ECLI:NL:RBDHA:2021:6780

Rechtbank Den Haag

Datum uitspraak
1 juli 2021
Publicatiedatum
2 juli 2021
Zaaknummer
09/837169-19
Instantie
Rechtbank Den Haag
Type
Uitspraak
Rechtsgebied
Strafrecht
Procedures
  • Eerste aanleg - meervoudig
Vindplaatsen
  • Rechtspraak.nl
AI samenvatting door LexboostAutomatisch gegenereerd

Mishandeling van moeder en andere geweldsdelicten door een jongvolwassene

In deze zaak heeft de rechtbank Den Haag op 1 juli 2021 uitspraak gedaan in een strafzaak tegen een jongvolwassen verdachte, geboren op 28 juni 2000, die beschuldigd werd van mishandeling van zijn moeder en een andere jongedame. De feiten vonden plaats op 5 maart 2019 en 21 april 2019. De verdachte heeft zijn moeder, [slachtoffer 1], mishandeld door haar te duwen en zijn arm op haar keel te drukken, wat resulteerde in een wurgtrauma. De rechtbank oordeelde dat de verdachte niet de opzet had om zijn moeder zwaar lichamelijk letsel toe te brengen, maar dat hij wel schuldig was aan mishandeling. De officier van justitie had vrijspraak geëist voor de poging tot zware mishandeling, wat de rechtbank ook heeft gevolgd. De verdachte werd veroordeeld tot een voorwaardelijke werkstraf van 40 uur, met een proeftijd van 2 jaar, waarbij de tijd die hij in verzekering had doorgebracht in mindering werd gebracht.
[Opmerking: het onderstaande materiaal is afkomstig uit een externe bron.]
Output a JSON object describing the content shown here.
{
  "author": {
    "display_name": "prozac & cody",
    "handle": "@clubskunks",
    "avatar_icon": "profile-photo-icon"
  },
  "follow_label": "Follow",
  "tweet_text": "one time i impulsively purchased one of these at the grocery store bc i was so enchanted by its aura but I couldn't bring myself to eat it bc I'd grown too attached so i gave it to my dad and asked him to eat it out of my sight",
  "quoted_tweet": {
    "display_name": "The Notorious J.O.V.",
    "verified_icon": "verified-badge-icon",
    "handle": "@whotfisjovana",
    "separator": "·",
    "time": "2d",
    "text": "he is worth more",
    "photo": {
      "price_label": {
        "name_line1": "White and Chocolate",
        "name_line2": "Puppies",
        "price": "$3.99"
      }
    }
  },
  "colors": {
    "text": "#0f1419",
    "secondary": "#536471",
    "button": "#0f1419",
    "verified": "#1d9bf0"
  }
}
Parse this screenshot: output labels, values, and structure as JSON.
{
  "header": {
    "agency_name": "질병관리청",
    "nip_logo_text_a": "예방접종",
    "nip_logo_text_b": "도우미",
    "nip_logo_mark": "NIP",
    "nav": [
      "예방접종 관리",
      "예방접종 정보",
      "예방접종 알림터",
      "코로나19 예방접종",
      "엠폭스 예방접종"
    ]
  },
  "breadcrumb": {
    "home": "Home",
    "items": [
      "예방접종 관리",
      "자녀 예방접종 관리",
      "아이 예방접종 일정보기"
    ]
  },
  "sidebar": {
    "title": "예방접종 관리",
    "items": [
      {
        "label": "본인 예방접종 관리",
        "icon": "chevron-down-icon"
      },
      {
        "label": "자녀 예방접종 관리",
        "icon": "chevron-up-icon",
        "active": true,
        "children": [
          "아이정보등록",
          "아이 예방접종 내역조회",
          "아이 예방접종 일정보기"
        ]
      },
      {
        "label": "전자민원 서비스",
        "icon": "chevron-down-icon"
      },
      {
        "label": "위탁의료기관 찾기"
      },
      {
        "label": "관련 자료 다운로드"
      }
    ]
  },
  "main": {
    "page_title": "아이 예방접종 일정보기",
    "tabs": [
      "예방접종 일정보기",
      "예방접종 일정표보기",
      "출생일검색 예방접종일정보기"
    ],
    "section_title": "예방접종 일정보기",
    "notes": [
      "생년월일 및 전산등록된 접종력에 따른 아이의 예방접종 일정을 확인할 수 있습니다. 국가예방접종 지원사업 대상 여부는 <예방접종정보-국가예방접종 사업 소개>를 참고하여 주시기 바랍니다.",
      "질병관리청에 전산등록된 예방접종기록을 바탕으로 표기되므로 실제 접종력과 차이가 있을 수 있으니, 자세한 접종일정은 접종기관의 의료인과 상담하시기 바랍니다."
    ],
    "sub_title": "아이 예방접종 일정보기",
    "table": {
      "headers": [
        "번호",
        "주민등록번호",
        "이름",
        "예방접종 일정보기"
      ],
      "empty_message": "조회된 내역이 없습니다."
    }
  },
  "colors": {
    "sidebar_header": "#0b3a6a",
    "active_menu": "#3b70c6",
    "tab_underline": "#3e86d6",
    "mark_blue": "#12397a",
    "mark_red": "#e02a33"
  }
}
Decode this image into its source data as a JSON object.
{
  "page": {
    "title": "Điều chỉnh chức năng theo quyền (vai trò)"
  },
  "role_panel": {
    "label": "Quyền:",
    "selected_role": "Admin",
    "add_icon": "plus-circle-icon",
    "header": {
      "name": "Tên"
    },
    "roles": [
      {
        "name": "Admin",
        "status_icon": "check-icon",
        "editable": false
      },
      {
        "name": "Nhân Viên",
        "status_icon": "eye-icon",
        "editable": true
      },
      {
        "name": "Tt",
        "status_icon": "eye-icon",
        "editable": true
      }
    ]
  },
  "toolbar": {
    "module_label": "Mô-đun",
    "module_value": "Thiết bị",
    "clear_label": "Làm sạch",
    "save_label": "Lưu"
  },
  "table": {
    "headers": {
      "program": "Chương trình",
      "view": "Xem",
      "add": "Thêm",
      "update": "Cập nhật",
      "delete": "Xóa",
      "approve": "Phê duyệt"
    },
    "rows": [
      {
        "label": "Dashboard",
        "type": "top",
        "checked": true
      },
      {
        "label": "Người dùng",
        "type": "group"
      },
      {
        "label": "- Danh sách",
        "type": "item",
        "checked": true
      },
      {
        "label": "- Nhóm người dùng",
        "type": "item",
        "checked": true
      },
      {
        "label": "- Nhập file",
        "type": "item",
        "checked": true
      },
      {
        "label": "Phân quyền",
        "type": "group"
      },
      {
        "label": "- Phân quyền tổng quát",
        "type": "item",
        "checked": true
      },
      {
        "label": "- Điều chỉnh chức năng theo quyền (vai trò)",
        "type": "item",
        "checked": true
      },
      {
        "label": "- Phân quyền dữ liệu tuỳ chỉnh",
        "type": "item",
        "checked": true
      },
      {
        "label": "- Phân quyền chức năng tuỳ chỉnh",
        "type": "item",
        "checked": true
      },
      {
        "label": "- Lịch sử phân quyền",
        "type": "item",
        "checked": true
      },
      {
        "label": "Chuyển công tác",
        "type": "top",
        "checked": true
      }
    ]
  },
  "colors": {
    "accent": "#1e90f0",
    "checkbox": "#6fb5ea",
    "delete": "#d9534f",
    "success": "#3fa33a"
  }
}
Daarnaast was er een tweede feit waarbij de verdachte op 5 maart 2019 [slachtoffer 2] had mishandeld door haar in het gezicht te slaan. De rechtbank oordeelde dat de verdachte ook hiervoor schuldig was, ondanks zijn ontkenning. De rechtbank weegt in haar beslissing mee dat de feiten in de huiselijke sfeer plaatsvonden en dat de relatie tussen de verdachte en zijn moeder inmiddels is hersteld. De rechtbank heeft het volwassenenstrafrecht toegepast, maar heeft rekening gehouden met de persoonlijke omstandigheden van de verdachte, waaronder zijn leeftijd en de context van de feiten.

Uitspraak

Rechtbank DEN HAAG

Parketnummer 09/837169-19
Datum uitspraak 1 juli 2021
Tegenspraak
Vonnis van de meervoudige kamer jeugdstrafzaken
in de zaak van
de officier van justitie
tegen
[verdachte]
geboren te [geboorteplaats] op 28 juni 2000,
thans uit andere hoofde gedetineerd in P.I. Alphen aan den Rijn,
locatie Maatschapslaan HvB,
advocaat: mr. R.A.J. Verploegh te Den Haag.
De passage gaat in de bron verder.